Screen addiction can also put kids at the risk of developing Autism Spectrum Disorder (ASD).
“One case in particular I remember when a toddler who showed symptoms of ASD was responding only to images on ipad and was found addicted to the screen. After he was admitted to a play school, the access to unstructured play with other toddlers helped him develop socio-emotional skills,” said Satinder K Wali, child psychologist at BLK Super Speciality Hospital.
An overuse of digital technology can directly impact the child’s overall social and emotional development as it would restrict their exposure to the stimuli in the real world, with a greater preoccupation in the virtual world of technology, the experts say.

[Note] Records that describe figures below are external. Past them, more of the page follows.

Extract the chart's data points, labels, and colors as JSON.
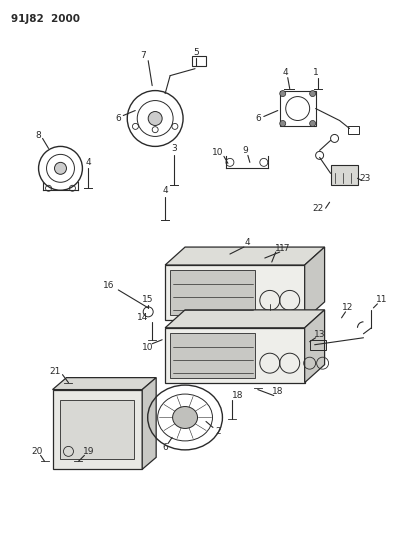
{
  "title": "91J82  2000",
  "bg_color": "#ffffff",
  "line_color": "#2a2a2a",
  "fig_width": 4.12,
  "fig_height": 5.33,
  "dpi": 100
}
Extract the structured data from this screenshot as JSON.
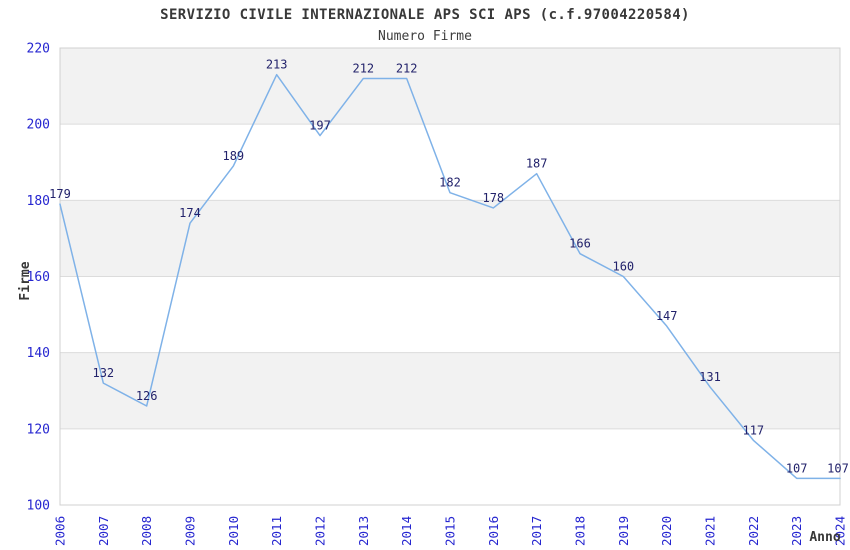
{
  "chart_data": {
    "type": "line",
    "title": "SERVIZIO CIVILE INTERNAZIONALE APS SCI APS (c.f.97004220584)",
    "subtitle": "Numero Firme",
    "xlabel": "Anno",
    "ylabel": "Firme",
    "categories": [
      "2006",
      "2007",
      "2008",
      "2009",
      "2010",
      "2011",
      "2012",
      "2013",
      "2014",
      "2015",
      "2016",
      "2017",
      "2018",
      "2019",
      "2020",
      "2021",
      "2022",
      "2023",
      "2024"
    ],
    "values": [
      179,
      132,
      126,
      174,
      189,
      213,
      197,
      212,
      212,
      182,
      178,
      187,
      166,
      160,
      147,
      131,
      117,
      107,
      107
    ],
    "ylim": [
      100,
      220
    ],
    "ytick_step": 20,
    "yticks": [
      100,
      120,
      140,
      160,
      180,
      200,
      220
    ],
    "grid": true,
    "banded_background": true,
    "legend_position": "none",
    "data_labels_visible": true,
    "colors": {
      "line": "#7FB2E8",
      "axis_tick_labels": "#2626D0",
      "data_labels": "#22226B",
      "band": "#F2F2F2",
      "grid": "#DCDCDC",
      "border": "#D0D0D0",
      "title": "#383838",
      "axis_titles": "#383838",
      "background": "#FFFFFF"
    }
  }
}
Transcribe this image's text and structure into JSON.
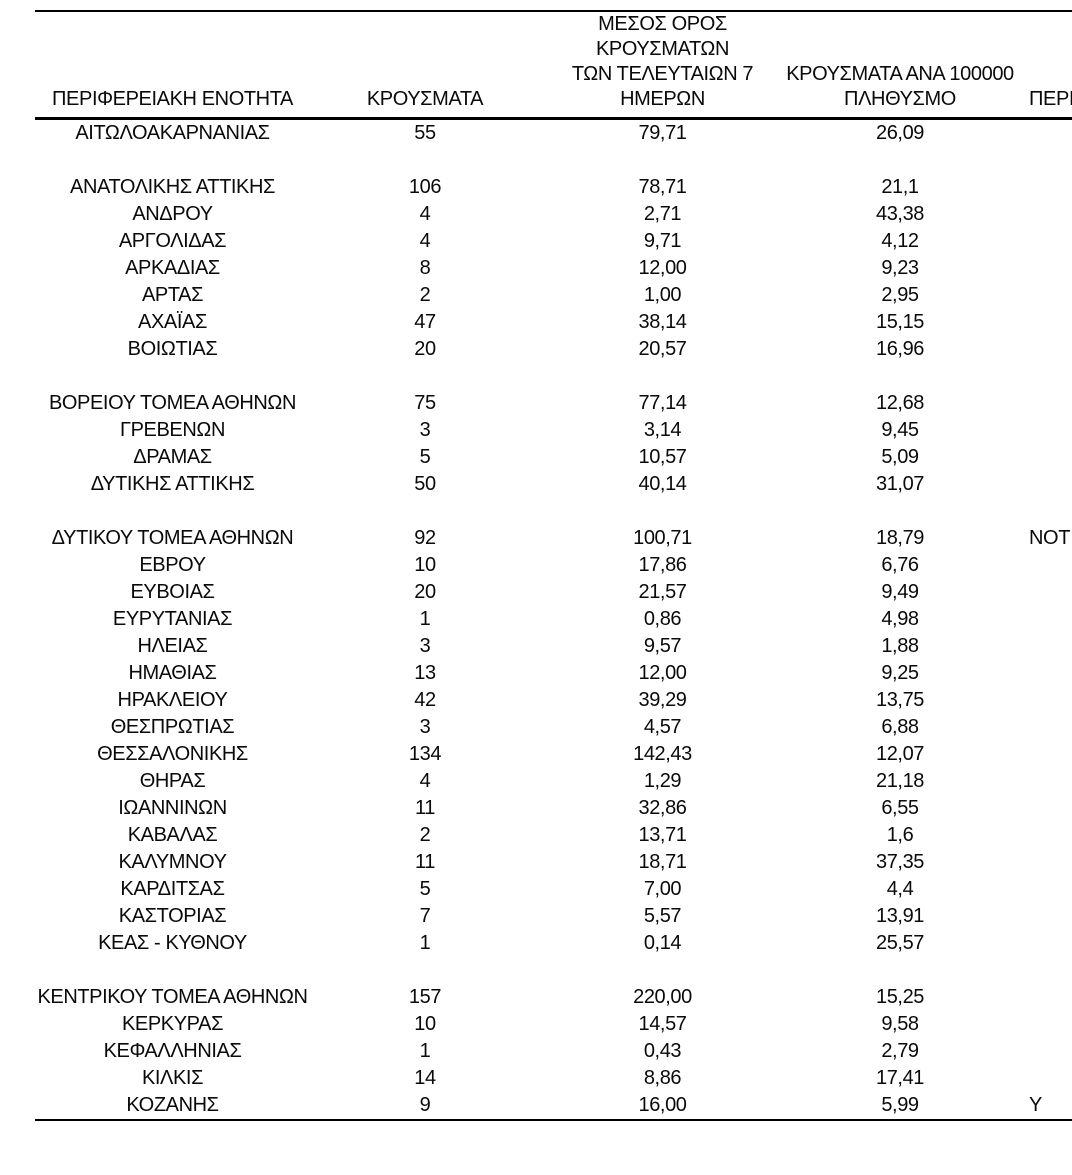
{
  "table": {
    "headers": {
      "regional_unit": "ΠΕΡΙΦΕΡΕΙΑΚΗ ΕΝΟΤΗΤΑ",
      "cases": "ΚΡΟΥΣΜΑΤΑ",
      "avg_7day": "ΜΕΣΟΣ ΟΡΟΣ ΚΡΟΥΣΜΑΤΩΝ\nΤΩΝ ΤΕΛΕΥΤΑΙΩΝ 7\nΗΜΕΡΩΝ",
      "per_100k": "ΚΡΟΥΣΜΑΤΑ ΑΝΑ 100000\nΠΛΗΘΥΣΜΟ",
      "cutoff_column": "ΠΕΡΙ"
    },
    "rows": [
      {
        "region": "ΑΙΤΩΛΟΑΚΑΡΝΑΝΙΑΣ",
        "cases": "55",
        "avg_7day": "79,71",
        "per_100k": "26,09",
        "cutoff": ""
      },
      {
        "spacer": true
      },
      {
        "region": "ΑΝΑΤΟΛΙΚΗΣ ΑΤΤΙΚΗΣ",
        "cases": "106",
        "avg_7day": "78,71",
        "per_100k": "21,1",
        "cutoff": ""
      },
      {
        "region": "ΑΝΔΡΟΥ",
        "cases": "4",
        "avg_7day": "2,71",
        "per_100k": "43,38",
        "cutoff": ""
      },
      {
        "region": "ΑΡΓΟΛΙΔΑΣ",
        "cases": "4",
        "avg_7day": "9,71",
        "per_100k": "4,12",
        "cutoff": ""
      },
      {
        "region": "ΑΡΚΑΔΙΑΣ",
        "cases": "8",
        "avg_7day": "12,00",
        "per_100k": "9,23",
        "cutoff": ""
      },
      {
        "region": "ΑΡΤΑΣ",
        "cases": "2",
        "avg_7day": "1,00",
        "per_100k": "2,95",
        "cutoff": ""
      },
      {
        "region": "ΑΧΑΪΑΣ",
        "cases": "47",
        "avg_7day": "38,14",
        "per_100k": "15,15",
        "cutoff": ""
      },
      {
        "region": "ΒΟΙΩΤΙΑΣ",
        "cases": "20",
        "avg_7day": "20,57",
        "per_100k": "16,96",
        "cutoff": ""
      },
      {
        "spacer": true
      },
      {
        "region": "ΒΟΡΕΙΟΥ ΤΟΜΕΑ ΑΘΗΝΩΝ",
        "cases": "75",
        "avg_7day": "77,14",
        "per_100k": "12,68",
        "cutoff": ""
      },
      {
        "region": "ΓΡΕΒΕΝΩΝ",
        "cases": "3",
        "avg_7day": "3,14",
        "per_100k": "9,45",
        "cutoff": ""
      },
      {
        "region": "ΔΡΑΜΑΣ",
        "cases": "5",
        "avg_7day": "10,57",
        "per_100k": "5,09",
        "cutoff": ""
      },
      {
        "region": "ΔΥΤΙΚΗΣ ΑΤΤΙΚΗΣ",
        "cases": "50",
        "avg_7day": "40,14",
        "per_100k": "31,07",
        "cutoff": ""
      },
      {
        "spacer": true
      },
      {
        "region": "ΔΥΤΙΚΟΥ ΤΟΜΕΑ ΑΘΗΝΩΝ",
        "cases": "92",
        "avg_7day": "100,71",
        "per_100k": "18,79",
        "cutoff": "ΝΟΤ"
      },
      {
        "region": "ΕΒΡΟΥ",
        "cases": "10",
        "avg_7day": "17,86",
        "per_100k": "6,76",
        "cutoff": ""
      },
      {
        "region": "ΕΥΒΟΙΑΣ",
        "cases": "20",
        "avg_7day": "21,57",
        "per_100k": "9,49",
        "cutoff": ""
      },
      {
        "region": "ΕΥΡΥΤΑΝΙΑΣ",
        "cases": "1",
        "avg_7day": "0,86",
        "per_100k": "4,98",
        "cutoff": ""
      },
      {
        "region": "ΗΛΕΙΑΣ",
        "cases": "3",
        "avg_7day": "9,57",
        "per_100k": "1,88",
        "cutoff": ""
      },
      {
        "region": "ΗΜΑΘΙΑΣ",
        "cases": "13",
        "avg_7day": "12,00",
        "per_100k": "9,25",
        "cutoff": ""
      },
      {
        "region": "ΗΡΑΚΛΕΙΟΥ",
        "cases": "42",
        "avg_7day": "39,29",
        "per_100k": "13,75",
        "cutoff": ""
      },
      {
        "region": "ΘΕΣΠΡΩΤΙΑΣ",
        "cases": "3",
        "avg_7day": "4,57",
        "per_100k": "6,88",
        "cutoff": ""
      },
      {
        "region": "ΘΕΣΣΑΛΟΝΙΚΗΣ",
        "cases": "134",
        "avg_7day": "142,43",
        "per_100k": "12,07",
        "cutoff": ""
      },
      {
        "region": "ΘΗΡΑΣ",
        "cases": "4",
        "avg_7day": "1,29",
        "per_100k": "21,18",
        "cutoff": ""
      },
      {
        "region": "ΙΩΑΝΝΙΝΩΝ",
        "cases": "11",
        "avg_7day": "32,86",
        "per_100k": "6,55",
        "cutoff": ""
      },
      {
        "region": "ΚΑΒΑΛΑΣ",
        "cases": "2",
        "avg_7day": "13,71",
        "per_100k": "1,6",
        "cutoff": ""
      },
      {
        "region": "ΚΑΛΥΜΝΟΥ",
        "cases": "11",
        "avg_7day": "18,71",
        "per_100k": "37,35",
        "cutoff": ""
      },
      {
        "region": "ΚΑΡΔΙΤΣΑΣ",
        "cases": "5",
        "avg_7day": "7,00",
        "per_100k": "4,4",
        "cutoff": ""
      },
      {
        "region": "ΚΑΣΤΟΡΙΑΣ",
        "cases": "7",
        "avg_7day": "5,57",
        "per_100k": "13,91",
        "cutoff": ""
      },
      {
        "region": "ΚΕΑΣ - ΚΥΘΝΟΥ",
        "cases": "1",
        "avg_7day": "0,14",
        "per_100k": "25,57",
        "cutoff": ""
      },
      {
        "spacer": true
      },
      {
        "region": "ΚΕΝΤΡΙΚΟΥ ΤΟΜΕΑ ΑΘΗΝΩΝ",
        "cases": "157",
        "avg_7day": "220,00",
        "per_100k": "15,25",
        "cutoff": ""
      },
      {
        "region": "ΚΕΡΚΥΡΑΣ",
        "cases": "10",
        "avg_7day": "14,57",
        "per_100k": "9,58",
        "cutoff": ""
      },
      {
        "region": "ΚΕΦΑΛΛΗΝΙΑΣ",
        "cases": "1",
        "avg_7day": "0,43",
        "per_100k": "2,79",
        "cutoff": ""
      },
      {
        "region": "ΚΙΛΚΙΣ",
        "cases": "14",
        "avg_7day": "8,86",
        "per_100k": "17,41",
        "cutoff": ""
      },
      {
        "region": "ΚΟΖΑΝΗΣ",
        "cases": "9",
        "avg_7day": "16,00",
        "per_100k": "5,99",
        "cutoff": "Υ"
      }
    ]
  }
}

“Overdependence could lead to social alienation and deprivation of the opportunities to interact with peers and significant others which are vital to understand the nature of reciprocity and socio-emotional development of the child,” stresses Dr Parikh.
The screen addiction can also hamper language and speech development.
“We are witnessing more cases of expressive speech delays because of excessive exposure to screen time. I would say that with too many gadgets around, these are the warning signs of early childhood problems like autism, speech delays and lack of social skills,” warns Dr Preeti Singh, clinical psychologist with Paras Hospitals in Gurgaon.
Extreme cases of addiction can cause structural change in the brain. “It can lead to impaired cognitive functioning, impulse inhibition, increased sensitivity to rewards and insensitivity to loss,” Dr Singh emphasises.
While there are some parents who are concerned about their child’s overdependence on technology as a primary means of leisure, it is more common for them to express such concerns and seek help as the child grows older.
“It happens when the excessive screen use begins to interfere in their studies and other areas of functioning,” notes Dr Parikh.
For the parents, the need of the hour may be to limit the screen exposure for their toddlers and let the tiny souls explore the world on their own.